Four women who are trying to get pregnant, timing sex so that it falls during the optimal ovulation window is typically the focus. But new research suggests that having sex – at any point during a woman’s cycle – sparks changes in the immune system that increase the likelihood of conception.
This is the conclusion of two studies published in the journals Fertility and Sterility and Physiology and Behavior– both led by Tierney Lorenz, of the Kinsey Institute at Indiana University.
Lorenz notes that couples trying to conceive are typically advised to have regular sex to increase the chances of getting pregnant, even during “non-fertile periods,” but it is not understood how this works.
“It’s a new answer to an old riddle: How does sex that doesn’t happen during the fertile window still improve fertility?” she says.
To further explore this topic, Lorenz and her colleagues used information from participants in the Kinsey Institute’s Women, Immunity and Sexual Health (WISH) Study, which accumulated data across the menstrual cycles of 30 healthy women – half of whom were sexually active and half of whom were not.
‘Female body navigates a tricky dilemma’
In one paper, the team describes how the sexually active women displayed more changes in helper T cells, which manage the body’s immune response by activating cells that demolish microbes invading the body.
In the second paper, they present evidence of differences in antibody levels between the two groups of women. The antibodies, which are known as immunoglobulins, play a critical role in destroying foreign invaders in the body.
Explaining further, Lorenz says:
“The female body needs to navigate a tricky dilemma. In order to protect itself, the body needs to defend against foreign invaders. But if it applies that logic to sperm or a fetus, then pregnancy can’t occur. The shifts in immunity that women experience may be a response to this problem.”
The researchers point out that there are several types of helper T cells and immunoglobulins. While type 1 helper T cells help the body defend itself from outside threats, type 2 helper T cells assist the body in accepting conditions of pregnancy that the body would normally interpret as a threat – such as sperm or an embryo.
Additionally, immunoglobulin A antibodies can hinder sperm movement and other features of fertilization. Meanwhile, immunoglobulin G antibodies can fight disease without affecting the uterus.
Results from their research show that sexually active, non-pregnant women had significantly higher levels of type 2 helper T cells during the luteal phase of their menstrual cycle – when the uterine lining thickens in anticipation of pregnancy.
The team also found that these same sexually active women had higher levels of type 1 helper T cells during the follicular phase of their cycles, when the ovaries’ follicles are maturing.
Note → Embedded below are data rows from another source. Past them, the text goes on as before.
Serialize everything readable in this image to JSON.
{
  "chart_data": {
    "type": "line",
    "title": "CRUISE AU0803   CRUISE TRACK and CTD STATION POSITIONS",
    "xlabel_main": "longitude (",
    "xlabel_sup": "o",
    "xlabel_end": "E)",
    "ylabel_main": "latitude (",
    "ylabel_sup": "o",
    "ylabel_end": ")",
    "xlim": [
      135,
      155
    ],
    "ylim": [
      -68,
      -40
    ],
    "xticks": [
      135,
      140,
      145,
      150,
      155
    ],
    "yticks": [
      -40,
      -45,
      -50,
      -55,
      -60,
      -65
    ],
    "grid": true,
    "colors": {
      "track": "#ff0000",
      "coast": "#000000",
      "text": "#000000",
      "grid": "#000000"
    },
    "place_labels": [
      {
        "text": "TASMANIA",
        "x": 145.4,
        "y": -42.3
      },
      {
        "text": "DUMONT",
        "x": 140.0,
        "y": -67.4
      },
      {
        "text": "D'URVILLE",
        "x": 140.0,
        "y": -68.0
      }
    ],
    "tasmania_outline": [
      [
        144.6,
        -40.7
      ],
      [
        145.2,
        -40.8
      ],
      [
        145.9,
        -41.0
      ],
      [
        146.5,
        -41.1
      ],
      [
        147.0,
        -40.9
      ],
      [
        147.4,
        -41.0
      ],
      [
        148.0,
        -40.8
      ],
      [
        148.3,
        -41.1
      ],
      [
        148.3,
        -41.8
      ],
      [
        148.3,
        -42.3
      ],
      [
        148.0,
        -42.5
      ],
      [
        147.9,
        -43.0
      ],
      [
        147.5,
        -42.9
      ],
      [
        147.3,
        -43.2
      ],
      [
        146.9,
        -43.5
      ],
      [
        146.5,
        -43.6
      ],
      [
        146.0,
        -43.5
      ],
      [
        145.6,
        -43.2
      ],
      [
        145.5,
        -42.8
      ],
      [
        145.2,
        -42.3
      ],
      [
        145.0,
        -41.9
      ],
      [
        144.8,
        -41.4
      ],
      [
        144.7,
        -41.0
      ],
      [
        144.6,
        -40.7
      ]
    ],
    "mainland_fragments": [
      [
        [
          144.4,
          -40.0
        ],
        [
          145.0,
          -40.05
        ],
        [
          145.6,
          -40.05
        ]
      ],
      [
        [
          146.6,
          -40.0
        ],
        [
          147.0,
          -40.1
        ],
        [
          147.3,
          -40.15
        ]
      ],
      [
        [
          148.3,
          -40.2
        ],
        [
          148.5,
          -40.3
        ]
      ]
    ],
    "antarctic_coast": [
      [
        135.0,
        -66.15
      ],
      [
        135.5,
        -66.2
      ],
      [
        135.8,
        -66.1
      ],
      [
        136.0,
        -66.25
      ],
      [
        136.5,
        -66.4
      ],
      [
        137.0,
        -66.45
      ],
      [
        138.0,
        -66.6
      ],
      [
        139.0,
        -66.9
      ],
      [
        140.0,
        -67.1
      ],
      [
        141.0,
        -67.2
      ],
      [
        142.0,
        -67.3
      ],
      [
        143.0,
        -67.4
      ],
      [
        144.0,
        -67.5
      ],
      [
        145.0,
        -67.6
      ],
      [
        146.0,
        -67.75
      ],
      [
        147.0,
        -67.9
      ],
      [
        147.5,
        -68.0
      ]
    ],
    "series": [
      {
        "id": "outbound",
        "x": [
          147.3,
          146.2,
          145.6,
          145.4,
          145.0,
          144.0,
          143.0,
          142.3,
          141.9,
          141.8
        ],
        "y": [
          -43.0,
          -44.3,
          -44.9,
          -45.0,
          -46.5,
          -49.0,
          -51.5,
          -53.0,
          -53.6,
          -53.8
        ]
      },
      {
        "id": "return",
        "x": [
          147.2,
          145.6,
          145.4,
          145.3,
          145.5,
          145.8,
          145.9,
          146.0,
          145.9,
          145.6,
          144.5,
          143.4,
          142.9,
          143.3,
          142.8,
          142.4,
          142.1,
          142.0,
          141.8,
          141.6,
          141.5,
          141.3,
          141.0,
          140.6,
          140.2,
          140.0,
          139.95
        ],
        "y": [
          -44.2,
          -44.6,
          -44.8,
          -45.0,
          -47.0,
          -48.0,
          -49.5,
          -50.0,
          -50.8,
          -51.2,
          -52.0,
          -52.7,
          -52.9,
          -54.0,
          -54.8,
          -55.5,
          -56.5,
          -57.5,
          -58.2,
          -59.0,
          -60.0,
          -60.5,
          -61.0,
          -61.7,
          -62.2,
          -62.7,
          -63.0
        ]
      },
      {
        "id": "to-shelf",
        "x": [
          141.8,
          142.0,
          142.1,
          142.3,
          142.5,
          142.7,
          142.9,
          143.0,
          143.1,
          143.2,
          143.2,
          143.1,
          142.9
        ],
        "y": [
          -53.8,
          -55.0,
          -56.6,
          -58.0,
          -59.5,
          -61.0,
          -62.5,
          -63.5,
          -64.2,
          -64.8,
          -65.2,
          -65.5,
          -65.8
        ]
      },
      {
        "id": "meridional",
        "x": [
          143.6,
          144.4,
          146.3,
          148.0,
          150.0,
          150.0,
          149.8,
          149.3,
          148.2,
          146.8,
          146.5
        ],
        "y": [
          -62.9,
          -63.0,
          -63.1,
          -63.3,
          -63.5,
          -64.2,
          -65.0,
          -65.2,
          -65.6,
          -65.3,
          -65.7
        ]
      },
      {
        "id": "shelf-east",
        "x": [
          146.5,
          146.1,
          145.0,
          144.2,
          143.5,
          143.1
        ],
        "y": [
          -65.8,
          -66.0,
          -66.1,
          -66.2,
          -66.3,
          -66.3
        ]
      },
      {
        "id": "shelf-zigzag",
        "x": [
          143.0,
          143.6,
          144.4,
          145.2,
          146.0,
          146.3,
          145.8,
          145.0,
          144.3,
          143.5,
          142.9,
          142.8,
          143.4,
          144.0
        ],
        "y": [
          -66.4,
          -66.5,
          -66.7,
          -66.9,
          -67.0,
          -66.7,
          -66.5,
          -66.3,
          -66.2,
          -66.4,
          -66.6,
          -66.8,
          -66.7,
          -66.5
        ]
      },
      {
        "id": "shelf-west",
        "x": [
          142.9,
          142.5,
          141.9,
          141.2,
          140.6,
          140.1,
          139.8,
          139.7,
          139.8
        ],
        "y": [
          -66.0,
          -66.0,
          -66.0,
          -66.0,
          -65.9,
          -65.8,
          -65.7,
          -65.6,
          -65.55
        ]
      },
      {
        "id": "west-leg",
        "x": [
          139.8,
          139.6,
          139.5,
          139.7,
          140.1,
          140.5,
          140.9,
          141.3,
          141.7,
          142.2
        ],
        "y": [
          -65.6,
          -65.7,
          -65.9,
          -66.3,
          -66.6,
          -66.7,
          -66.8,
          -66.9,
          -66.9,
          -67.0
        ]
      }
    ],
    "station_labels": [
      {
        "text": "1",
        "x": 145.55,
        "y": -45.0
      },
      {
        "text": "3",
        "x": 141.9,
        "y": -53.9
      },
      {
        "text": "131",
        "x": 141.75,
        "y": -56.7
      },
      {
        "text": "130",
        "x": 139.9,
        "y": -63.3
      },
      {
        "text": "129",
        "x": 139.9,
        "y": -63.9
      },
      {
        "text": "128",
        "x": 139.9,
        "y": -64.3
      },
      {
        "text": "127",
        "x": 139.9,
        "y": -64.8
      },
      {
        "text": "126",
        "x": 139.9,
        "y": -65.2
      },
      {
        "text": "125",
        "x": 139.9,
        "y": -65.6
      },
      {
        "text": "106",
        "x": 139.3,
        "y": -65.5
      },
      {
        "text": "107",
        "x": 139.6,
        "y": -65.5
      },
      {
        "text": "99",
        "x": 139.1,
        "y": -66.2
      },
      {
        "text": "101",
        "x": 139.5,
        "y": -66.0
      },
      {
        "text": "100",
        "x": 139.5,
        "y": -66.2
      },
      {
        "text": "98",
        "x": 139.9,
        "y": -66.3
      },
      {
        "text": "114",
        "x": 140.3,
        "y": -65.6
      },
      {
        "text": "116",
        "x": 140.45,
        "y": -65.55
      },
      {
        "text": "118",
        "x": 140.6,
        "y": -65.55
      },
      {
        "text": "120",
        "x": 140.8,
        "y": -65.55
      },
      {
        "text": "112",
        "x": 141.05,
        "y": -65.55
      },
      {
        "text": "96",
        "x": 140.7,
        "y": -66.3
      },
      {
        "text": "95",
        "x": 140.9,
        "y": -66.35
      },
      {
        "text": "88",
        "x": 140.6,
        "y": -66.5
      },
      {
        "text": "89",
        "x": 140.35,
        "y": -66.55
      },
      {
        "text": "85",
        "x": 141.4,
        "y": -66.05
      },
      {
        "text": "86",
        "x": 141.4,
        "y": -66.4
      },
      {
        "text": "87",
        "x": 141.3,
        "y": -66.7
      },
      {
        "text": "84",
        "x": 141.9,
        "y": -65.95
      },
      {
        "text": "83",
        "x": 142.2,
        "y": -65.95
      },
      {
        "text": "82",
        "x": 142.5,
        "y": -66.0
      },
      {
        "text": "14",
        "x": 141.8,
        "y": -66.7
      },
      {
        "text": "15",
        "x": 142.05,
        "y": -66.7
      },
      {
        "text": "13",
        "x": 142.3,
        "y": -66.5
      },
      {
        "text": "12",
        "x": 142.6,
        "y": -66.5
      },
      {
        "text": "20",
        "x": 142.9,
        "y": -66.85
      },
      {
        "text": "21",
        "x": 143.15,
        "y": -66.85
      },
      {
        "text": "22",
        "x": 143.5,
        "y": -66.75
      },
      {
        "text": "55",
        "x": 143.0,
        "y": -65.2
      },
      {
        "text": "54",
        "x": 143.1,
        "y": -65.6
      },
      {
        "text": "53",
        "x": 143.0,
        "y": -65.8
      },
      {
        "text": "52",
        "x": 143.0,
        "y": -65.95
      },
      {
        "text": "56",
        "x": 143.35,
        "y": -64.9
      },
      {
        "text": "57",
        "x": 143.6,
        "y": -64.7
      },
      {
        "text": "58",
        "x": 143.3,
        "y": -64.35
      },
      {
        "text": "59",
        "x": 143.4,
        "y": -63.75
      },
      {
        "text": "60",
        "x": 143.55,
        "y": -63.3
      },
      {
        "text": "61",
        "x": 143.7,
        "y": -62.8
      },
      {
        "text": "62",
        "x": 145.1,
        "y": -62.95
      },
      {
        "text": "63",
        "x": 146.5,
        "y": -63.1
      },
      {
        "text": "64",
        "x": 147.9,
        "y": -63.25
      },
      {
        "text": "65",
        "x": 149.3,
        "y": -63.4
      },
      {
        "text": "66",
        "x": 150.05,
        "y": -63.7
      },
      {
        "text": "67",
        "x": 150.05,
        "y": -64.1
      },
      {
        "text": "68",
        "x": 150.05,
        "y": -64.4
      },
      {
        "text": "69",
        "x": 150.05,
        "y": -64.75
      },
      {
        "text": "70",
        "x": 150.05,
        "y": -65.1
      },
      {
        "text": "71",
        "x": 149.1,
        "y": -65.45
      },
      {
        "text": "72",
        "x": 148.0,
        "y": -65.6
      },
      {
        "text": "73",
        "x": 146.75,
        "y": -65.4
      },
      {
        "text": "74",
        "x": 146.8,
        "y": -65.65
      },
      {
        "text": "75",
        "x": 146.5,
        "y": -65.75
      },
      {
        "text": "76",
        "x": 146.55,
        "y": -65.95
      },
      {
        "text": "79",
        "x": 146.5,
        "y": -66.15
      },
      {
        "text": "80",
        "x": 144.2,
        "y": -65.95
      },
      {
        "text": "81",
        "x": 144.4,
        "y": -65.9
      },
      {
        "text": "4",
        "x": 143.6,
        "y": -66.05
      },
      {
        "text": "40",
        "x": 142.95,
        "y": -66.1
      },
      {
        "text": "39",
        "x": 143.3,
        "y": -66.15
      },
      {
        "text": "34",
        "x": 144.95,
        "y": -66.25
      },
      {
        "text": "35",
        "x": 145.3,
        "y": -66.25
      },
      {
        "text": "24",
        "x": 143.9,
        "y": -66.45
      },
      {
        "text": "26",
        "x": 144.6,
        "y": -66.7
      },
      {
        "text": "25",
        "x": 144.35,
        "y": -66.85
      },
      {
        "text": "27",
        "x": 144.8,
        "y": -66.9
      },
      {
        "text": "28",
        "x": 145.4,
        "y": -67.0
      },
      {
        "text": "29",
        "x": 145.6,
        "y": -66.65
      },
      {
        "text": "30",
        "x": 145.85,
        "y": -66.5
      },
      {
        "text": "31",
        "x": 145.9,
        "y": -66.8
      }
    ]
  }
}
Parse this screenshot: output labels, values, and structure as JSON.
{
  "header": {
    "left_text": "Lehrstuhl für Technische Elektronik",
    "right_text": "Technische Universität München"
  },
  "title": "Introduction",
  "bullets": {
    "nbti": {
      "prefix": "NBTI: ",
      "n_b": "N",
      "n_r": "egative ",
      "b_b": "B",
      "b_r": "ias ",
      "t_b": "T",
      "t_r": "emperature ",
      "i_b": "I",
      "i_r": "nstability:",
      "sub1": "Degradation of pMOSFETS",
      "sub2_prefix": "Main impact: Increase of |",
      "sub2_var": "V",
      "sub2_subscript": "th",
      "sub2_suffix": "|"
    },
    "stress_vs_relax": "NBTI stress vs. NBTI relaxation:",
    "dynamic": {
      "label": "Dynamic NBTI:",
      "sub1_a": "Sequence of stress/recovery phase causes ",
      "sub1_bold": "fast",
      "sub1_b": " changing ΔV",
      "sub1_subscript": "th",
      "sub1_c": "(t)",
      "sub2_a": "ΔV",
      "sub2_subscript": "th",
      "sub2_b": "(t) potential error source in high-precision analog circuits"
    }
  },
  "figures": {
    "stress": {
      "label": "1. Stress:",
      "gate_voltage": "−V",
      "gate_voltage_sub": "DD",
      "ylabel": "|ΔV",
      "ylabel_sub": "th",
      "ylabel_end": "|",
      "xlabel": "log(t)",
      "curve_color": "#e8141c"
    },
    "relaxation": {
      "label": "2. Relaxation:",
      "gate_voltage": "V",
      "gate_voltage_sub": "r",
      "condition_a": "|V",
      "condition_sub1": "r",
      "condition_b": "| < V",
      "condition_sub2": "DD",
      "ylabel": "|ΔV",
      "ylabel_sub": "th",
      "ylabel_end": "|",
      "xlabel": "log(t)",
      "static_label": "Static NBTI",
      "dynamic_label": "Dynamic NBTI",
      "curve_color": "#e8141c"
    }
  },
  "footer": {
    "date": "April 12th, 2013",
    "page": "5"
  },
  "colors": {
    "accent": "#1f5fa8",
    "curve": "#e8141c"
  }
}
What is more, the sexually active women displayed similar changes in immunoglobulins; they had higher levels of immunoglobulin G during the luteal phase and higher levels of immunoglobulin A during the follicular phase.
In the group of sexually abstinent women, none of these immunity changes were present.
‘Immune system responds to a social behavior’
The researchers say their studies are the first to show that sexual activity initiates changes in immune system regulation in sexually active women, compared with sexually abstinent women.
“We’re actually seeing the immune system responding to a social behavior: sexual activity,” explains Lorenz. “The sexually active women’s immune systems were preparing in advance to the mere possibility of pregnancy.”
These findings could potentially influence recommendations for couples trying to get pregnant, in terms of how often they should have sex.
Likewise, the team explains their research could impact treatment for people with autoimmune disorders. If sexual activity causes natural fluctuations in blood tests, it could be useful for physicians treating such patients.
Medical News Today recently reported on a study in which scientists were able to map the gene activity of a human embryo’s first days after fertilization, potentially opening up new avenues for fertility treatments.